Such as the song says, “It ain’t over yet.” Actually, the World Health Organization warned Monday, that “the worst is yet ahead,” discussing the coronavirus pandemic.
Half a year since the brand new coronavirus outbreak, and the death toll has surpassed 500,000 with the number of confirmed infections topping 10 million. In the U.S., several states recorded record highs this week, including where I live here in California along with in Florida and Texas. In a June 23 hearing prior to the House Energy and Commerce Committee, Anthony Fauci, a member of the White House coronavirus task force, called the next couple of weeks “critical” for controlling the spread.
Baby boomers need to pay attention. Although, information about COVID-19 keeps evolving, something hasn’t changed. Older adults are in high threat of severe illness and death from the coronavirus. Be aware: Eight out of 10 COVID-19-related deaths reported in the United States have already been among adults aged 65 years and older, according to the CDC.
With this in your mind, you may want to think about some of the latest CDC updates for older adults:
* If you’re under 65 and think you’re out from the woods, think again. The Centers for Disease Control and Prevention (CDC) in June expanded its warning of who’s most at risk for severe illness from COVID-19, dropping 65 since the age-specific threshold for when risk increases in adults. To put it just, as you age, your risk for severe illness from COVID-19 increases.
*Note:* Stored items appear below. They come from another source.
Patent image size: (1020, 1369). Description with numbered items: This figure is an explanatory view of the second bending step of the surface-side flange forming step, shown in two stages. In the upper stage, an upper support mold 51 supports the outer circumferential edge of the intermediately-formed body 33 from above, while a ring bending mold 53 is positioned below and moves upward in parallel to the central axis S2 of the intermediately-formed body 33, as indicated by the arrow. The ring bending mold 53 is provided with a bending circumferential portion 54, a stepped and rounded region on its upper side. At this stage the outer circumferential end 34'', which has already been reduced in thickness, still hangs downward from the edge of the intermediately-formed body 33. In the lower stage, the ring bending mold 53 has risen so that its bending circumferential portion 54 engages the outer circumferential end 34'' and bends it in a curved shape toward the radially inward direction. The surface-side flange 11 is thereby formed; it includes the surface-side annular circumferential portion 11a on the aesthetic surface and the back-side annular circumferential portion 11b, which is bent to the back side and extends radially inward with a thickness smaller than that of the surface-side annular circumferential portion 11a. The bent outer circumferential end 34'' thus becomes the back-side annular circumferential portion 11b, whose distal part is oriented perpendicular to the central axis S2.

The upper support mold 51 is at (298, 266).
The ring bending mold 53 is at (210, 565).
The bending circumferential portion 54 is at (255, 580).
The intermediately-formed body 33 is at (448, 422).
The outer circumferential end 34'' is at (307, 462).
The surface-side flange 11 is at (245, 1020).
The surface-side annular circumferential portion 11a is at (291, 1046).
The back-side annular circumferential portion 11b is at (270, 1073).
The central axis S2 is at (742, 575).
While those 85 and older are in the greatest risk, people within their 50s are generally at higher risk for severe illness than people within their 40s. And people within their 60s or 70s are in higher risk for severe illness than people within their 50s.
* The CDC has updated its official set of COVID-19 symptoms. Warning signs of the condition include: fever or chills; cough; shortness of breath or difficulty breathing; fatigue; muscle or body aches; headache; new lack of taste or smell; sore throat; congestion or runny nose; nausea or vomiting; and diarrhea โควิด. Symptoms that require immediate medical attention include: trouble breathing; persistent pain or pressure in the chest; new confusion; inability to wake or stay awake; and bluish lips or face. Remember, in older adults (aged 65 and older), normal body temperature may be less than in younger adults. For this reason, fever temperatures may also be lower in older adults this means it could be less noticeable.
* The CDC also clarified which underlying conditions are most related to COVID-19 hospitalizations and death. On the expanded list: chronic kidney disease, chronic obstructive pulmonary disease (COPD), obesity (BMI of 30 or higher), a weakened defense mechanisms, type 2 diabetes, sickle cell disease and heart conditions, such as for instance heart failure, coronary artery disease or cardiomyopathies. To date, the top three underlying health conditions among coronavirus patients are cardiovascular disease, diabetes and chronic lung disease.
* With the rising rate of infections, let’s talk masks. They’ve some cool looking cloth face coverings today, but which offer the most effective protection? Among the most crucial features you’ll need are multiple layers of fabric, which are better than only 1, Richard Wenzel, M.D., infectious diseases epidemiologist and emeritus professor of internal medicine at Virginia Commonwealth University in Richmond. states in an article for Consumers Reports. Mayo Clinic agrees that “cloth masks should include multiple layers of fabric.” An over-all guideline is that thicker, denser fabrics is going to do an improved job than thinner, more loosely woven ones. Flannel pajama material, for example, which has a tight weave, might be considered a wise decision, Wenzel adds. If you intend to purchase a disguise online ensure it’s made out of tightly woven fabric and fits snugly, fully covering the mouth area and nose, wrapping under your chin as an anchor.
* Staying healthy is definitely important, but even moreso in this pandemic. The CDC recommends that older adults receive recommended flu and pneumonia vaccinations, eat healthy, stay active, avoid excessive alcohol use, and get a lot of sleep. It is also important to understand to manage with the strain that comes from a pandemic in a healthy way. Take breaks from the headlines, embrace your spirituality, stay connected with loved ones, take time to unwind and do something you enjoy, and practice deep breathing.
* Federal health officials are bracing for the fall, when the flu and COVID-19 is going to be circulating at the exact same time. Last week, the CDC’s Redfield urged the public to be prepared and “to embrace” the flu vaccine. “This single act will save you lives,” he said. The CDC can also be having a test that could simultaneously test for flu and COVID-19.
So, are we having any fun yet?
Yes, I understand. This really is hard. We miss our grandchildren, concerts in the park, eating dinner out, and gatherings with friends. The more enjoyable, devil-may-care attitude many are displaying right now may be contagious. However, we boomers should be extra vigilant.
The CDC recommends avoiding activities where taking protective measures may be difficult, such as for instance activities where social distancing can’t be maintained. “Generally, the more folks you talk with, the more closely you talk with them, and the longer that interaction, the higher your threat of getting and spreading COVID-19,” their site states.